Thanks for alerting me to the term Homeric simile--I remember having encountered these in the Odyssey and Iliad (though it was a long, long time ago). They made quite an impression, but I’d not been aware of the term.

It’s funny, but this technique of carrying on in detail with one train of thought past the expected stopping point actually started for me (in poetry) as a conscious experiment. I think this is only the second time I’ve done this, and that the first time was in the original version of my poem “Catch,” which I posted here a while back. I’ve been wondering if any readers have noticed the similarities (in approach, theme, and overall narrative arc) between these two poems:

Catch (original version)

I pulled up from a wandering stream, my mind,
a pebble—yes, a thought—and held it, palm
outstretched. I turned it round and passed my thumb

across it, searching in its folds to find
some semblance of that slurry which denied
so many of my bids to catch some slip

of solid matter from it.
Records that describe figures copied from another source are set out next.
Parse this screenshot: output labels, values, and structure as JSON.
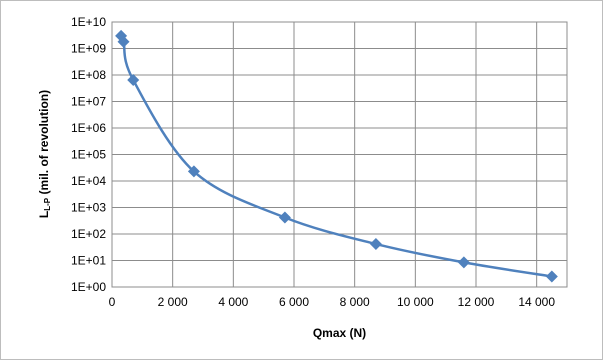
{
  "chart_data": {
    "type": "scatter",
    "title": "",
    "xlabel": "Qmax (N)",
    "ylabel": "L",
    "ylabel_sub": "L-P",
    "ylabel_rest": " (mil. of revolution)",
    "xlim": [
      0,
      15000
    ],
    "ylim": [
      1,
      10000000000
    ],
    "yscale": "log",
    "grid": true,
    "legend": "none",
    "x_ticks": [
      0,
      2000,
      4000,
      6000,
      8000,
      10000,
      12000,
      14000
    ],
    "x_tick_labels": [
      "0",
      "2 000",
      "4 000",
      "6 000",
      "8 000",
      "10 000",
      "12 000",
      "14 000"
    ],
    "y_ticks": [
      1,
      10,
      100,
      1000,
      10000,
      100000,
      1000000,
      10000000,
      100000000,
      1000000000,
      10000000000
    ],
    "y_tick_labels": [
      "1E+00",
      "1E+01",
      "1E+02",
      "1E+03",
      "1E+04",
      "1E+05",
      "1E+06",
      "1E+07",
      "1E+08",
      "1E+09",
      "1E+10"
    ],
    "series": [
      {
        "color": "#4f81bd",
        "marker": "diamond",
        "line": "smooth",
        "x": [
          300,
          380,
          700,
          2700,
          5700,
          8700,
          11600,
          14500
        ],
        "y": [
          3000000000,
          1800000000,
          65000000,
          23000,
          420,
          42,
          8.5,
          2.5
        ]
      }
    ]
  }
}
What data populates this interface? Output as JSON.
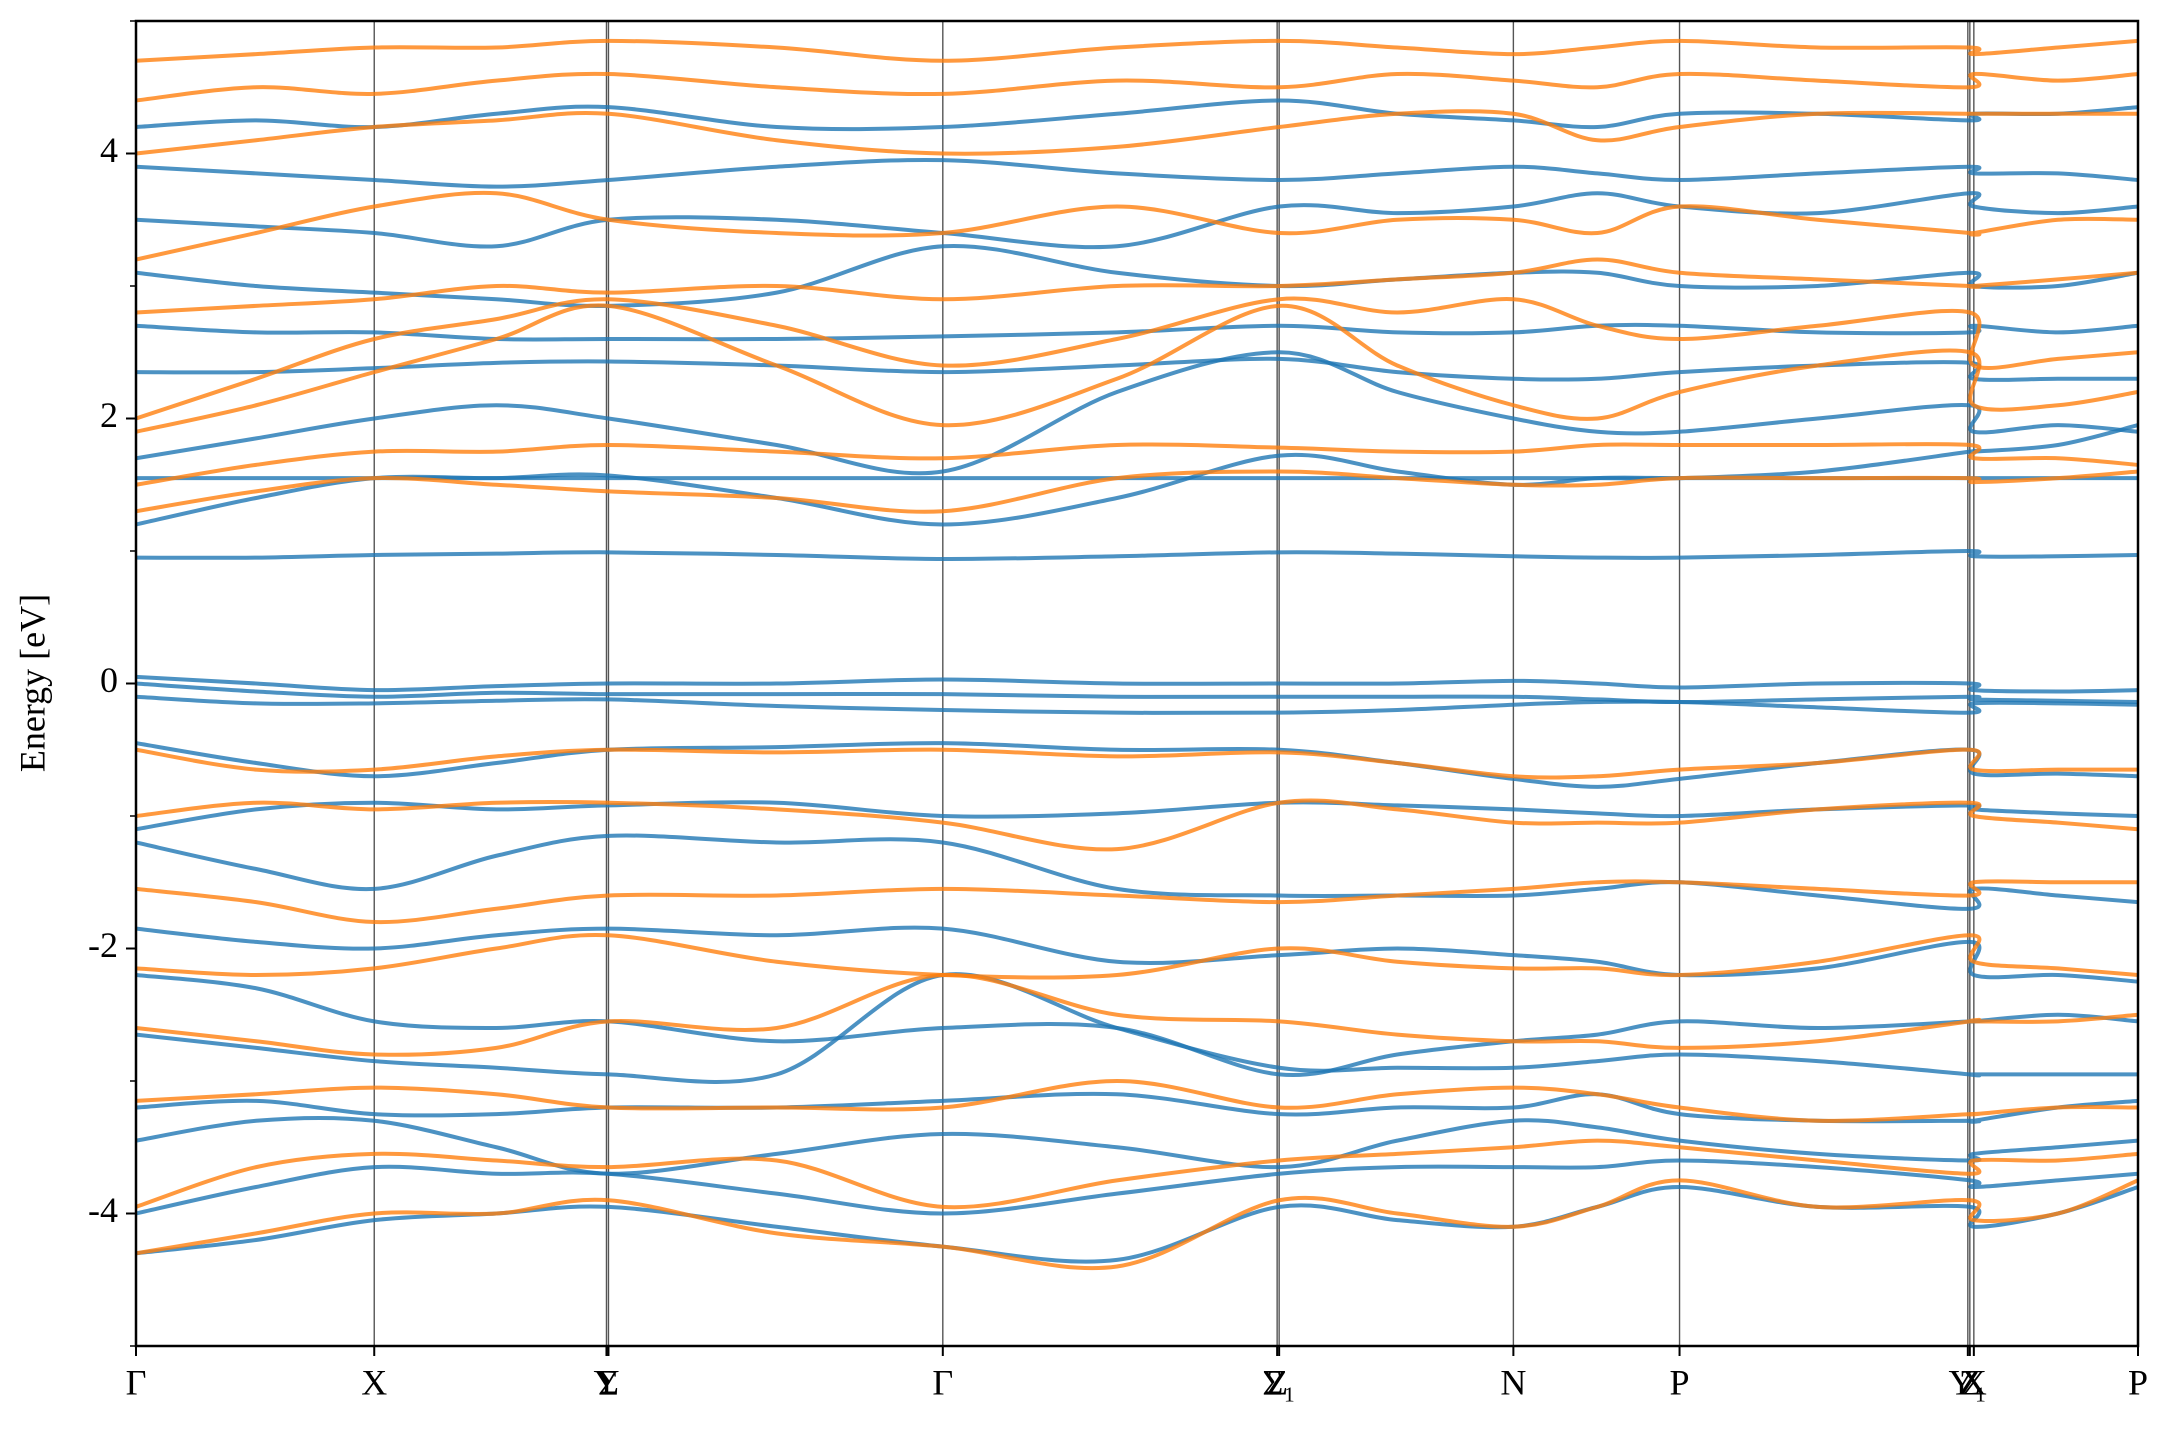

Dragging dip
of arms most often yielded something shy
of definition—cool and dribbling wet.

But then—this oddment, tumbled out of dreams
or sleights of hand where fluids shift to forms
as solids flux, more fluid than they seem.

A mere scintilla, sloped and strangely born—
what more could all my days of floundering bring?

It seemed at home in my uncertain hand,
this backward answer to my questioning,
this bastard child of swish and swirling sand.

Readers had the same types of complaints about the run-on sections of both poems!

Anyway, I heartily agree with you that it’s great to experiment with writing in ways that are the opposite of one’s natural inclinations or experience. Super-compression has never come that naturally to me, so I have, in fact, done a few experiments with it lately.

Jim, it looks like you meant to post this comment on Carl’s thread!